Former Pryor Ohio State teammate Thaddeus Gibson echoed Pryor’s remarks about Buckeye players knowing the rules after the NCAA announced its recent sanctions against six Ohio State players - including Pryor:
Ohio State athletic director Gene Smith claimed in remarks to the media following the announcement of the OSU player suspensions that one of the reasons the players were being allowed to play in the Sugar Bowl was that they were unaware of the NCAA violations that they’d committed. The NCAA also stated as much in its official ruling:
The decision from the NCAA student-athlete reinstatement staff does not include a withholding condition for the Allstate Sugar Bowl. The withholding condition was suspended and the student-athletes will be eligible to play in the bowl game Jan. 4 based on several factors. These include the acknowledgment the student-athletes did not receive adequate rules education during the time period the violations occurred, Lennon said.
NCAA policy allows suspending withholding penalties for a championship or bowl game if it was reasonable at the time the student-athletes were not aware they were committing violations, along with considering the specific circumstances of each situation.
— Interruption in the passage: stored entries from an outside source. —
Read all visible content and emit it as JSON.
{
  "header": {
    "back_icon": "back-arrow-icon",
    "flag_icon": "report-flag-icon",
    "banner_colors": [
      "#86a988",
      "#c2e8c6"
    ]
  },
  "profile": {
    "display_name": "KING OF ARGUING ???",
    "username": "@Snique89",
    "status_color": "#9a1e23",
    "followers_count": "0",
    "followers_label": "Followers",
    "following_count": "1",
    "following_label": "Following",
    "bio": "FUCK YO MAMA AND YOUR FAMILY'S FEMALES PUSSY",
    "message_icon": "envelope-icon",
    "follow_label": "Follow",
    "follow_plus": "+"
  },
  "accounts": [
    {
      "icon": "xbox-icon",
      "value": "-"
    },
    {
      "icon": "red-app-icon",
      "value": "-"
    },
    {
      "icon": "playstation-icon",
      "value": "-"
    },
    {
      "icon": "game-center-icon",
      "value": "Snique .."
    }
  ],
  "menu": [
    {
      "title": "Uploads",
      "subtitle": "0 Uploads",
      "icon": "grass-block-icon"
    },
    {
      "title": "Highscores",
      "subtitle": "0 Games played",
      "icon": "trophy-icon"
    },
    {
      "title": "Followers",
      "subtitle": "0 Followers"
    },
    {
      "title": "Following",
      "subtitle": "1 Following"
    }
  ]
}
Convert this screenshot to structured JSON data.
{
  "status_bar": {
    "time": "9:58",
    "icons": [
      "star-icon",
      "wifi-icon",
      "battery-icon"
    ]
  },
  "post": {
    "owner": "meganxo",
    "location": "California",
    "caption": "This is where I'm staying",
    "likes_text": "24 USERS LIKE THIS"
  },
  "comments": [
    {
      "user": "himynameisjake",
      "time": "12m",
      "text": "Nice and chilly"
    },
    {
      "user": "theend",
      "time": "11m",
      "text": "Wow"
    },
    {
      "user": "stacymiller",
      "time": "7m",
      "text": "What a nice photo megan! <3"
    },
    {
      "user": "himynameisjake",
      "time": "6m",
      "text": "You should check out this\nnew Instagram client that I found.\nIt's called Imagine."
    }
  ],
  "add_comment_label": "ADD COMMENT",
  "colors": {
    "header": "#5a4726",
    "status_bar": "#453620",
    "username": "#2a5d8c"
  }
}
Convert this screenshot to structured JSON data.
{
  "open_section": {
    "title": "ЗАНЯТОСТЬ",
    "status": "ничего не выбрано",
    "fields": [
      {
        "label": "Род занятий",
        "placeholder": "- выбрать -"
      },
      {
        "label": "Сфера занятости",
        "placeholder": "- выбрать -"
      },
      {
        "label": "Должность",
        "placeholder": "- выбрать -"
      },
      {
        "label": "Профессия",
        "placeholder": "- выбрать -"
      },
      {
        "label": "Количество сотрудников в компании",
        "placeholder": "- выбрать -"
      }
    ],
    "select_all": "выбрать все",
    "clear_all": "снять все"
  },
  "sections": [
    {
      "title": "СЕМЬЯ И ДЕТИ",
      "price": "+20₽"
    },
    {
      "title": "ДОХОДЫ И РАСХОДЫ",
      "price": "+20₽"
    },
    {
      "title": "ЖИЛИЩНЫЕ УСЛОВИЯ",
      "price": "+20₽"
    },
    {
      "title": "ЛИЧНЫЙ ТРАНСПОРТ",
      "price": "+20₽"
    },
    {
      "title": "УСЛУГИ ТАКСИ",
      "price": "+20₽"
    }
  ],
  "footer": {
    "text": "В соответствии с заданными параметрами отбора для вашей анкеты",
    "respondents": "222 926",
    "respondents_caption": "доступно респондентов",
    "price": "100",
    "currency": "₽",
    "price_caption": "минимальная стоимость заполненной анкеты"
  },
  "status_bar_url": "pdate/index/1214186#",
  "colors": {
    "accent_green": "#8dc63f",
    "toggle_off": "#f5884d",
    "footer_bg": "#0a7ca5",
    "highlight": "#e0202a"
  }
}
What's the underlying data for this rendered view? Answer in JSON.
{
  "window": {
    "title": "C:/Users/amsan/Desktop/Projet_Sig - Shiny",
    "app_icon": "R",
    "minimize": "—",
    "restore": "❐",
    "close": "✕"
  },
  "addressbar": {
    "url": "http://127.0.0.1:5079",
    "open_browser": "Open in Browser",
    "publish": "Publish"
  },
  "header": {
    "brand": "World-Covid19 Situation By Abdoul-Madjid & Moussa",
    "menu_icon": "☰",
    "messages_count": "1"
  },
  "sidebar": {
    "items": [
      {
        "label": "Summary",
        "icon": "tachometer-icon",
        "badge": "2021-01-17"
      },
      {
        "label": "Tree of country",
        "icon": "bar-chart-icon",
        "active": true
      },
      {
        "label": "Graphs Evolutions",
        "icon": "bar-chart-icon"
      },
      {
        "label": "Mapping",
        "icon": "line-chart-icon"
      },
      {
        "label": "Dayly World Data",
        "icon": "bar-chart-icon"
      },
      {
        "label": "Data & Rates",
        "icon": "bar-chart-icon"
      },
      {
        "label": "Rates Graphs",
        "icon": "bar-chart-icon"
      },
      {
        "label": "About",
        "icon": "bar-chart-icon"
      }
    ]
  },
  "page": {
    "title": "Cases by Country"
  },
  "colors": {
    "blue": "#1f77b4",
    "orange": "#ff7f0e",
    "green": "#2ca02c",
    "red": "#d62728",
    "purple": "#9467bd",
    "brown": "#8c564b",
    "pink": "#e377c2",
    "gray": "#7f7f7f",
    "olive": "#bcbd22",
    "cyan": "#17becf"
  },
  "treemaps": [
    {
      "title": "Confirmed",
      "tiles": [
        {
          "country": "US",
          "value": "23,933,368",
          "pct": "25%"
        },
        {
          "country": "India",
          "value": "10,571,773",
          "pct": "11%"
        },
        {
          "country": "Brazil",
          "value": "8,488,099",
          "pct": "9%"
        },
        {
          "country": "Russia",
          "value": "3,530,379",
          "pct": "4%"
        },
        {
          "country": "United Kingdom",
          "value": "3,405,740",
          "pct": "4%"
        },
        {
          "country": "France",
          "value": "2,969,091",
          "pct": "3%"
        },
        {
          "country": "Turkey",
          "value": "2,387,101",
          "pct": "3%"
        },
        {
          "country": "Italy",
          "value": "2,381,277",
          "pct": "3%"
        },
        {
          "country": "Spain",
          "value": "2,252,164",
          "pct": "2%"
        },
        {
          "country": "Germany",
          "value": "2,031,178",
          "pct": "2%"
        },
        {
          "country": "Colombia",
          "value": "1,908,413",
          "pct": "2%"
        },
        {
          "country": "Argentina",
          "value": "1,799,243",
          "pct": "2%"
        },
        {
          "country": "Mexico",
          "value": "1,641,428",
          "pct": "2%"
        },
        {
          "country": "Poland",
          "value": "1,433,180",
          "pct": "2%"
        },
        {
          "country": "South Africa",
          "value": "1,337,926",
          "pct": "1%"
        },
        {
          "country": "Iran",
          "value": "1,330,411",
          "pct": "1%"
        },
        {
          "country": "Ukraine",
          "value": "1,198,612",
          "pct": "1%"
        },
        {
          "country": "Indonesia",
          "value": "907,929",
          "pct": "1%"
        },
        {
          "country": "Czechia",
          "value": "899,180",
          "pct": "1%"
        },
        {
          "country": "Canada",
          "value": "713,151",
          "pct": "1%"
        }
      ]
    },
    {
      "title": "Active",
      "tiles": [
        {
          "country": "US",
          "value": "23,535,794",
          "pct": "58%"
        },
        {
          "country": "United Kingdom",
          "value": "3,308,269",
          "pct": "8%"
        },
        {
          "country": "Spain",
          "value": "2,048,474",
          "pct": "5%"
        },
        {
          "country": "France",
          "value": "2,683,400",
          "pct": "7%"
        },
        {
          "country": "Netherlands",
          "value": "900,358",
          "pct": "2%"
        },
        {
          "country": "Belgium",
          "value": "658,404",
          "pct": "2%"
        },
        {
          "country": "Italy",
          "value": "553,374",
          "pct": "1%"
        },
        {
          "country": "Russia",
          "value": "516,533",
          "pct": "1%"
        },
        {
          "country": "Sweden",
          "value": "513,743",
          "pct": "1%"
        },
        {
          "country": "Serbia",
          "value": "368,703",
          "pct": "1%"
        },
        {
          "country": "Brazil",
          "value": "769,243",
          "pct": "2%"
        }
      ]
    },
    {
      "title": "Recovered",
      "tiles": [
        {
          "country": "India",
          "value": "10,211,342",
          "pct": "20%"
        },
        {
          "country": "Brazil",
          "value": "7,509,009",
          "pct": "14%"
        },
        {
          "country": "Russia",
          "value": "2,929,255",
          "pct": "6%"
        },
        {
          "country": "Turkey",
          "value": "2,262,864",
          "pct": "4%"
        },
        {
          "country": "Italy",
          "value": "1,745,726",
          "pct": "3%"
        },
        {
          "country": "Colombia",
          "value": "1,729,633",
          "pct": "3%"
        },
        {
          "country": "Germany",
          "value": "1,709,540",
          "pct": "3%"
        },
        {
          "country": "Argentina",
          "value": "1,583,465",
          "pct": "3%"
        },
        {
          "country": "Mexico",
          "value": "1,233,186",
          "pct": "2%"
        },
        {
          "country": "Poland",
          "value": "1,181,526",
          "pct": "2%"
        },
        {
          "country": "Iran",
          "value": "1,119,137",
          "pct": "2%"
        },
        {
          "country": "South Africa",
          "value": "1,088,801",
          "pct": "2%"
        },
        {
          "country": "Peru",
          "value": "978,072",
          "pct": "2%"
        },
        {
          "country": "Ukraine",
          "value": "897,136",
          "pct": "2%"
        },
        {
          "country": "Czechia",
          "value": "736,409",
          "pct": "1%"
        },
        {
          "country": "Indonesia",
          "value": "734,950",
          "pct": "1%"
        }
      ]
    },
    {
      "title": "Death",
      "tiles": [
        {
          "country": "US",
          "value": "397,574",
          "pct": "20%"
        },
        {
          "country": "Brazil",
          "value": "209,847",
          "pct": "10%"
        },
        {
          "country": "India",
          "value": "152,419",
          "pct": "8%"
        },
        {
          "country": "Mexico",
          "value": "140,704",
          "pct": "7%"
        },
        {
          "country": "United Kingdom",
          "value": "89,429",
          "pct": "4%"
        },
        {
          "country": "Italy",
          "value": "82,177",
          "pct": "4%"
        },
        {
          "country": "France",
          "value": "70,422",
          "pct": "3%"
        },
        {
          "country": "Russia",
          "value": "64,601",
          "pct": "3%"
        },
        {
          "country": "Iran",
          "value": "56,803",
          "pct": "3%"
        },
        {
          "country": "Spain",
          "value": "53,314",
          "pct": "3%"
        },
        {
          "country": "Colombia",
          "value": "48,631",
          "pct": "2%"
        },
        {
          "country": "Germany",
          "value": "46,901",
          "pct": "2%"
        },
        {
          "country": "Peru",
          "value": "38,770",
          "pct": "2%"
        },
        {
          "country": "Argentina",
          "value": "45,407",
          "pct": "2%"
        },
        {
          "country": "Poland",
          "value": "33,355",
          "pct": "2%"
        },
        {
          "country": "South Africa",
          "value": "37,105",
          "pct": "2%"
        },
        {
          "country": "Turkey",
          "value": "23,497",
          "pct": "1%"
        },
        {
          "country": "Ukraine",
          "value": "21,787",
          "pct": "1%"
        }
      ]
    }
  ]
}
As for Ohio State Jim Tressel’s claim that Pryor was only being allowed by the coach to play in the Sugar Bowl because the quarterback had “pledged” to return to Ohio State for his senior year, Pryor said he made no such promise:
“Not just from my standpoint, I think it’s important to keep your word, but at the same time, some guys have different situations, you know? I think some guys pledged — we were basically saying, ‘Sorry.’ I know other guys are in different situations. I can’t really speak if they would choose to leave or anything like that, that they are breaking a pledge. I wouldn’t say that we, automatic, I think some guys have different situations. Speaking for them, you can’t go off like that.”
Keep in mind that Ohio State has the largest compliance staff among all NCAA schools yet from 2000-09 the governing body reported that OSU had committed 375 NCAA violations not detailed in the most recent NCAA ruling suspending Ohio State football players.
If that isn’t an indication that the entire premise of the NCAA’s enforcement model is broken, what is?